Fabrice Rémy, directeur associé du cabinet de Conseil Aneo et expert en organisation des entreprises, n’a pas hésité à prendre sa calculette pour vérifier la faisabilité de ce programme. « 100 millions d'euros pour former 13 millions de personnes, équivaut en somme à moins de 8 euros par personne. C'est un peu court jeune homme », ironise-t-il, ajoutant qu’une simple division montre que le contenu de ces formations pourra difficilement aller au-delà d'une session « découverte » et certainement pas vers une maitrise des outils numériques. Au-delà de l'effet d'annonce et des chiffres impressionnants, plusieurs questions ont taraudé le directeur associé d’Aneo sur le projet au regard de son objectif premier : à savoir la réduction de la fracture numérique et, en toile de fond, la préparation des Français aux mutations du marché de l'emploi.

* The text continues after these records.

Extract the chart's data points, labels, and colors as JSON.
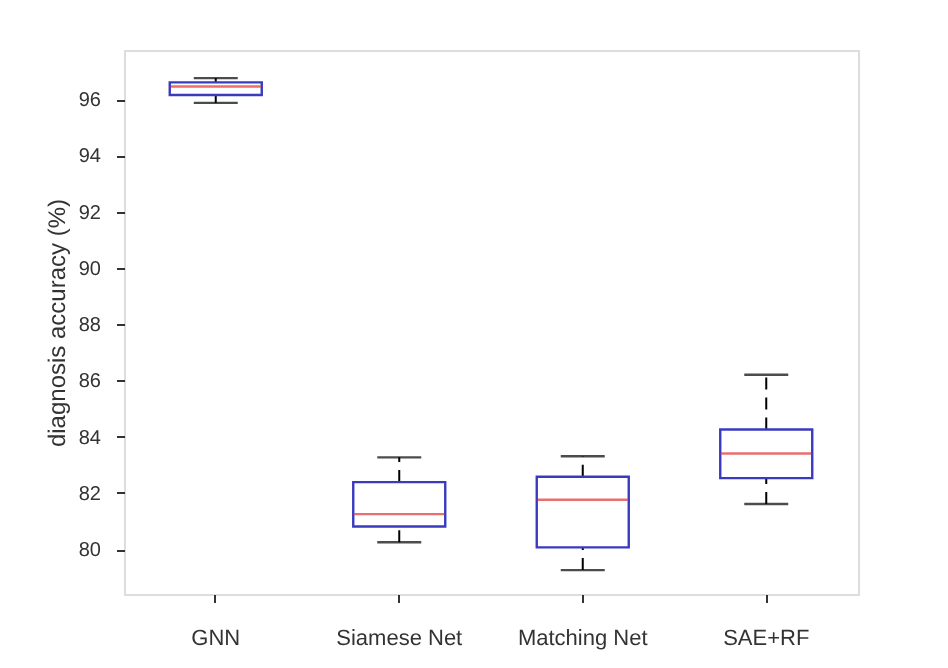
{
  "chart_data": {
    "type": "box",
    "ylabel": "diagnosis accuracy (%)",
    "categories": [
      "GNN",
      "Siamese Net",
      "Matching Net",
      "SAE+RF"
    ],
    "color": "#3a3ac0",
    "boxes": [
      {
        "low": 95.87,
        "q1": 96.15,
        "median": 96.45,
        "q3": 96.6,
        "high": 96.75
      },
      {
        "low": 80.24,
        "q1": 80.8,
        "median": 81.24,
        "q3": 82.38,
        "high": 83.26
      },
      {
        "low": 79.25,
        "q1": 80.06,
        "median": 81.75,
        "q3": 82.57,
        "high": 83.3
      },
      {
        "low": 81.6,
        "q1": 82.52,
        "median": 83.4,
        "q3": 84.25,
        "high": 86.2
      }
    ],
    "ylim": [
      78.4,
      97.75
    ],
    "yticks": [
      80,
      82,
      84,
      86,
      88,
      90,
      92,
      94,
      96
    ]
  }
}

Une vision insuffisante de la fracture numérique
« Avec 20% de la population qui se dit mal à l'aise avec les outils numérique, l'idée semble avoir du sens, à la base », estime ce dernier. Pour lui, cette formation doit donc sensibiliser aux nouveaux outils numériques et permettre déjà de découvrir les usages fondamentaux du quotidien : utiliser un ordinateur pour chercher un emploi, faire ses courses ou gérer ses affaires administratives.... Toutefois, la fracture numérique s'arrête-t-elle à cela, s’interroge Fabrice Remy. Quid des difficultés des français avec le numérique dans l'univers professionnel ? Le contenu de ces formations va-t-il suffire à mettre tout le monde au même niveau dans l'environnement professionnel de chacun ? « La fracture numérique ne se traduit plus par un découpage manichéen du monde, plaçant les personnes qui utilisent Internet tous les jours ou toutes les semaines d'un côté et les personnes frappées « d'illectronisme » de l'autre côté », estime le dirigeant d’Aneo.

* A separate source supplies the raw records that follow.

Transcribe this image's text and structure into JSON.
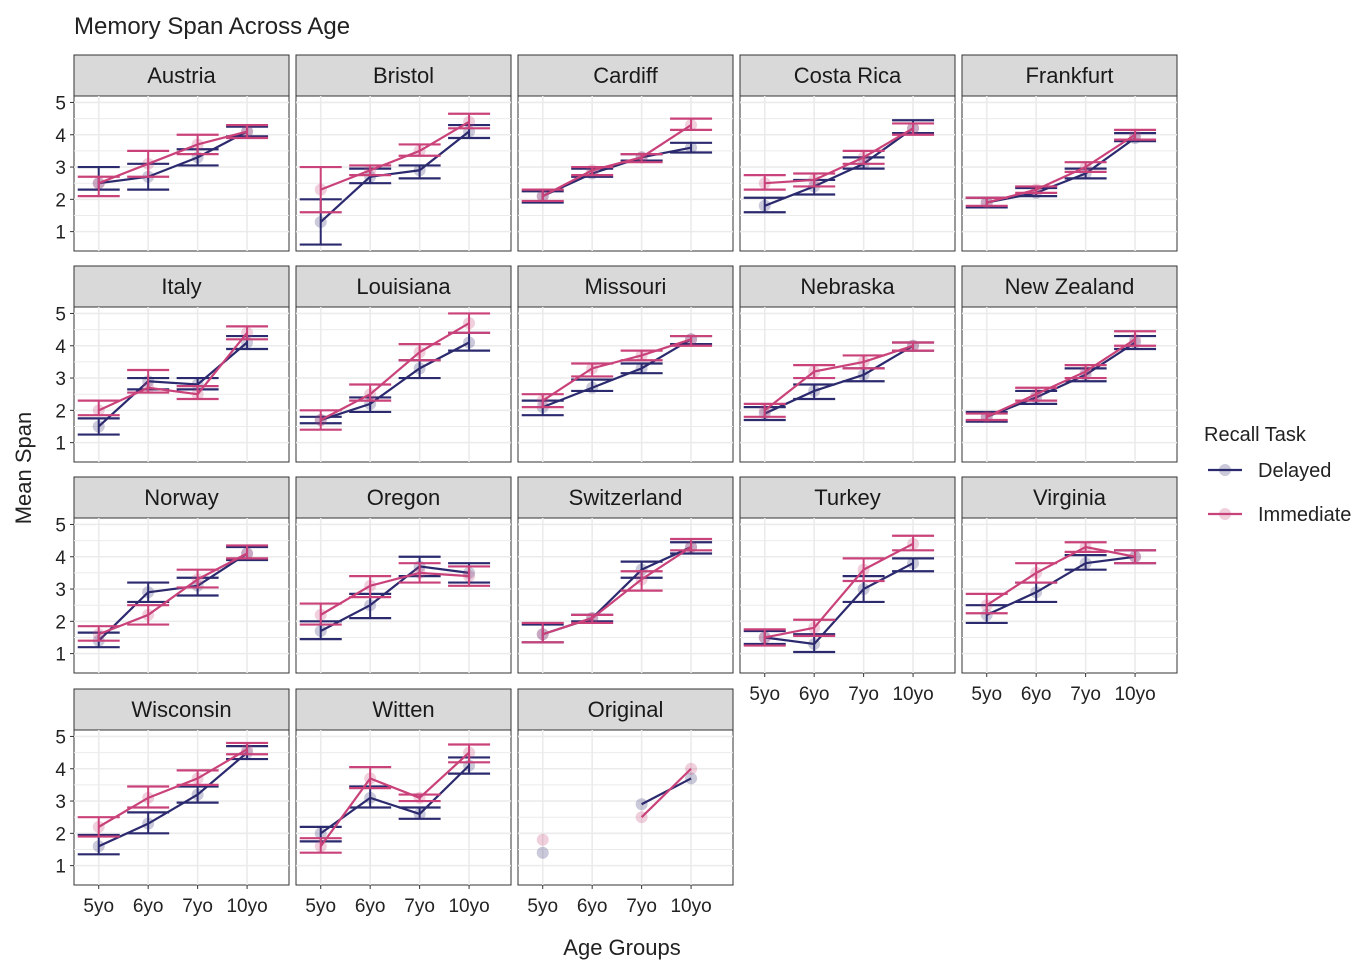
{
  "chart_data": {
    "type": "line",
    "title": "Memory Span Across Age",
    "xlabel": "Age Groups",
    "ylabel": "Mean Span",
    "categories": [
      "5yo",
      "6yo",
      "7yo",
      "10yo"
    ],
    "y_ticks": [
      1,
      2,
      3,
      4,
      5
    ],
    "ylim": [
      0.4,
      5.2
    ],
    "grid": true,
    "legend": {
      "title": "Recall Task",
      "position": "right",
      "entries": [
        {
          "name": "Delayed",
          "color": "#2c2a6e"
        },
        {
          "name": "Immediate",
          "color": "#c9427a"
        }
      ]
    },
    "colors": {
      "delayed": "#2c2a6e",
      "immediate": "#c9427a",
      "panel_bg": "#ffffff",
      "strip_bg": "#d9d9d9",
      "grid": "#ebebeb"
    },
    "panels": [
      {
        "name": "Austria",
        "delayed": {
          "values": [
            2.5,
            2.7,
            3.3,
            4.1
          ],
          "lower": [
            2.3,
            2.3,
            3.05,
            3.95
          ],
          "upper": [
            3.0,
            3.1,
            3.55,
            4.25
          ]
        },
        "immediate": {
          "values": [
            2.5,
            3.1,
            3.7,
            4.1
          ],
          "lower": [
            2.1,
            2.7,
            3.4,
            3.9
          ],
          "upper": [
            2.7,
            3.5,
            4.0,
            4.3
          ]
        }
      },
      {
        "name": "Bristol",
        "delayed": {
          "values": [
            1.3,
            2.7,
            2.9,
            4.1
          ],
          "lower": [
            0.6,
            2.5,
            2.65,
            3.9
          ],
          "upper": [
            2.0,
            2.95,
            3.05,
            4.3
          ]
        },
        "immediate": {
          "values": [
            2.3,
            2.9,
            3.5,
            4.4
          ],
          "lower": [
            1.6,
            2.75,
            3.35,
            4.2
          ],
          "upper": [
            3.0,
            3.05,
            3.7,
            4.65
          ]
        }
      },
      {
        "name": "Cardiff",
        "delayed": {
          "values": [
            2.1,
            2.8,
            3.3,
            3.6
          ],
          "lower": [
            1.9,
            2.7,
            3.2,
            3.45
          ],
          "upper": [
            2.25,
            2.95,
            3.4,
            3.75
          ]
        },
        "immediate": {
          "values": [
            2.1,
            2.9,
            3.3,
            4.3
          ],
          "lower": [
            1.95,
            2.75,
            3.15,
            4.15
          ],
          "upper": [
            2.3,
            3.0,
            3.4,
            4.5
          ]
        }
      },
      {
        "name": "Costa Rica",
        "delayed": {
          "values": [
            1.8,
            2.4,
            3.1,
            4.2
          ],
          "lower": [
            1.6,
            2.15,
            2.95,
            4.05
          ],
          "upper": [
            2.05,
            2.6,
            3.3,
            4.45
          ]
        },
        "immediate": {
          "values": [
            2.5,
            2.6,
            3.3,
            4.2
          ],
          "lower": [
            2.3,
            2.4,
            3.1,
            4.0
          ],
          "upper": [
            2.75,
            2.8,
            3.5,
            4.35
          ]
        }
      },
      {
        "name": "Frankfurt",
        "delayed": {
          "values": [
            1.9,
            2.2,
            2.8,
            3.9
          ],
          "lower": [
            1.75,
            2.1,
            2.65,
            3.8
          ],
          "upper": [
            2.05,
            2.35,
            2.95,
            4.05
          ]
        },
        "immediate": {
          "values": [
            1.9,
            2.3,
            3.0,
            4.0
          ],
          "lower": [
            1.8,
            2.2,
            2.85,
            3.85
          ],
          "upper": [
            2.05,
            2.4,
            3.15,
            4.15
          ]
        }
      },
      {
        "name": "Italy",
        "delayed": {
          "values": [
            1.5,
            2.9,
            2.8,
            4.1
          ],
          "lower": [
            1.25,
            2.65,
            2.65,
            3.9
          ],
          "upper": [
            1.75,
            3.0,
            3.0,
            4.3
          ]
        },
        "immediate": {
          "values": [
            2.0,
            2.7,
            2.5,
            4.4
          ],
          "lower": [
            1.85,
            2.55,
            2.35,
            4.2
          ],
          "upper": [
            2.3,
            3.25,
            2.75,
            4.6
          ]
        }
      },
      {
        "name": "Louisiana",
        "delayed": {
          "values": [
            1.7,
            2.2,
            3.3,
            4.1
          ],
          "lower": [
            1.6,
            1.95,
            3.0,
            3.85
          ],
          "upper": [
            1.8,
            2.4,
            3.55,
            4.4
          ]
        },
        "immediate": {
          "values": [
            1.7,
            2.5,
            3.8,
            4.7
          ],
          "lower": [
            1.4,
            2.3,
            3.55,
            4.4
          ],
          "upper": [
            2.0,
            2.8,
            4.05,
            5.0
          ]
        }
      },
      {
        "name": "Missouri",
        "delayed": {
          "values": [
            2.1,
            2.7,
            3.3,
            4.2
          ],
          "lower": [
            1.85,
            2.6,
            3.15,
            4.05
          ],
          "upper": [
            2.3,
            2.95,
            3.45,
            4.3
          ]
        },
        "immediate": {
          "values": [
            2.3,
            3.3,
            3.7,
            4.2
          ],
          "lower": [
            2.1,
            3.05,
            3.55,
            4.0
          ],
          "upper": [
            2.5,
            3.45,
            3.85,
            4.3
          ]
        }
      },
      {
        "name": "Nebraska",
        "delayed": {
          "values": [
            1.9,
            2.6,
            3.1,
            4.0
          ],
          "lower": [
            1.7,
            2.35,
            2.9,
            3.85
          ],
          "upper": [
            2.1,
            2.8,
            3.3,
            4.1
          ]
        },
        "immediate": {
          "values": [
            2.0,
            3.2,
            3.5,
            4.0
          ],
          "lower": [
            1.8,
            3.0,
            3.3,
            3.85
          ],
          "upper": [
            2.2,
            3.4,
            3.7,
            4.1
          ]
        }
      },
      {
        "name": "New Zealand",
        "delayed": {
          "values": [
            1.8,
            2.4,
            3.1,
            4.1
          ],
          "lower": [
            1.65,
            2.2,
            2.9,
            3.9
          ],
          "upper": [
            1.95,
            2.6,
            3.3,
            4.3
          ]
        },
        "immediate": {
          "values": [
            1.8,
            2.5,
            3.2,
            4.2
          ],
          "lower": [
            1.7,
            2.3,
            3.0,
            4.0
          ],
          "upper": [
            1.9,
            2.7,
            3.4,
            4.45
          ]
        }
      },
      {
        "name": "Norway",
        "delayed": {
          "values": [
            1.4,
            2.9,
            3.1,
            4.1
          ],
          "lower": [
            1.2,
            2.6,
            2.8,
            3.9
          ],
          "upper": [
            1.65,
            3.2,
            3.35,
            4.3
          ]
        },
        "immediate": {
          "values": [
            1.6,
            2.2,
            3.3,
            4.1
          ],
          "lower": [
            1.4,
            1.9,
            3.05,
            3.95
          ],
          "upper": [
            1.85,
            2.5,
            3.6,
            4.35
          ]
        }
      },
      {
        "name": "Oregon",
        "delayed": {
          "values": [
            1.7,
            2.5,
            3.7,
            3.5
          ],
          "lower": [
            1.45,
            2.1,
            3.4,
            3.2
          ],
          "upper": [
            2.0,
            2.85,
            4.0,
            3.8
          ]
        },
        "immediate": {
          "values": [
            2.2,
            3.1,
            3.5,
            3.4
          ],
          "lower": [
            1.9,
            2.75,
            3.2,
            3.1
          ],
          "upper": [
            2.55,
            3.4,
            3.8,
            3.7
          ]
        }
      },
      {
        "name": "Switzerland",
        "delayed": {
          "values": [
            1.6,
            2.1,
            3.6,
            4.3
          ],
          "lower": [
            1.35,
            2.0,
            3.35,
            4.1
          ],
          "upper": [
            1.9,
            2.2,
            3.85,
            4.45
          ]
        },
        "immediate": {
          "values": [
            1.6,
            2.1,
            3.3,
            4.3
          ],
          "lower": [
            1.35,
            1.95,
            2.95,
            4.2
          ],
          "upper": [
            1.95,
            2.2,
            3.55,
            4.55
          ]
        }
      },
      {
        "name": "Turkey",
        "delayed": {
          "values": [
            1.5,
            1.3,
            3.0,
            3.8
          ],
          "lower": [
            1.3,
            1.05,
            2.6,
            3.55
          ],
          "upper": [
            1.7,
            1.6,
            3.4,
            3.95
          ]
        },
        "immediate": {
          "values": [
            1.5,
            1.8,
            3.6,
            4.4
          ],
          "lower": [
            1.25,
            1.55,
            3.25,
            4.2
          ],
          "upper": [
            1.75,
            2.05,
            3.95,
            4.65
          ]
        }
      },
      {
        "name": "Virginia",
        "delayed": {
          "values": [
            2.2,
            2.9,
            3.8,
            4.0
          ],
          "lower": [
            1.95,
            2.6,
            3.6,
            3.8
          ],
          "upper": [
            2.5,
            3.2,
            4.05,
            4.2
          ]
        },
        "immediate": {
          "values": [
            2.5,
            3.5,
            4.3,
            4.0
          ],
          "lower": [
            2.25,
            3.2,
            4.15,
            3.8
          ],
          "upper": [
            2.85,
            3.8,
            4.45,
            4.2
          ]
        }
      },
      {
        "name": "Wisconsin",
        "delayed": {
          "values": [
            1.6,
            2.3,
            3.2,
            4.5
          ],
          "lower": [
            1.35,
            2.0,
            2.95,
            4.3
          ],
          "upper": [
            1.95,
            2.65,
            3.45,
            4.7
          ]
        },
        "immediate": {
          "values": [
            2.2,
            3.1,
            3.7,
            4.6
          ],
          "lower": [
            1.9,
            2.8,
            3.5,
            4.45
          ],
          "upper": [
            2.5,
            3.45,
            3.95,
            4.8
          ]
        }
      },
      {
        "name": "Witten",
        "delayed": {
          "values": [
            2.0,
            3.1,
            2.6,
            4.1
          ],
          "lower": [
            1.75,
            2.8,
            2.45,
            3.85
          ],
          "upper": [
            2.2,
            3.45,
            2.8,
            4.35
          ]
        },
        "immediate": {
          "values": [
            1.6,
            3.7,
            3.1,
            4.5
          ],
          "lower": [
            1.4,
            3.4,
            3.0,
            4.2
          ],
          "upper": [
            1.85,
            4.05,
            3.2,
            4.75
          ]
        }
      },
      {
        "name": "Original",
        "delayed": {
          "values": [
            1.4,
            null,
            2.9,
            3.7
          ]
        },
        "immediate": {
          "values": [
            1.8,
            null,
            2.5,
            4.0
          ]
        }
      }
    ]
  }
}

Pour lui, la révolution que nous vivons est bien plus profonde que cela. « Elle est en train de modifier structurellement notre écosystème, induisant une mutation du monde du travail qui oblige les entreprises à repenser complètement leurs stratégies de recrutement, d'évolution de carrière et de formation », souligne-t-il. « Si le principe d'une remise à niveau générale pour celles et ceux qui en ont besoin n'est pas critiquable, en revanche l'affichage d'un objectif aussi ambitieux que la réduction de la fracture numérique est peu crédible aux regards des transformations en cours dans l'univers professionnel. Et de conclure « Apprendre à démarrer une voiture n'est pas suffisant pour obtenir son permis ».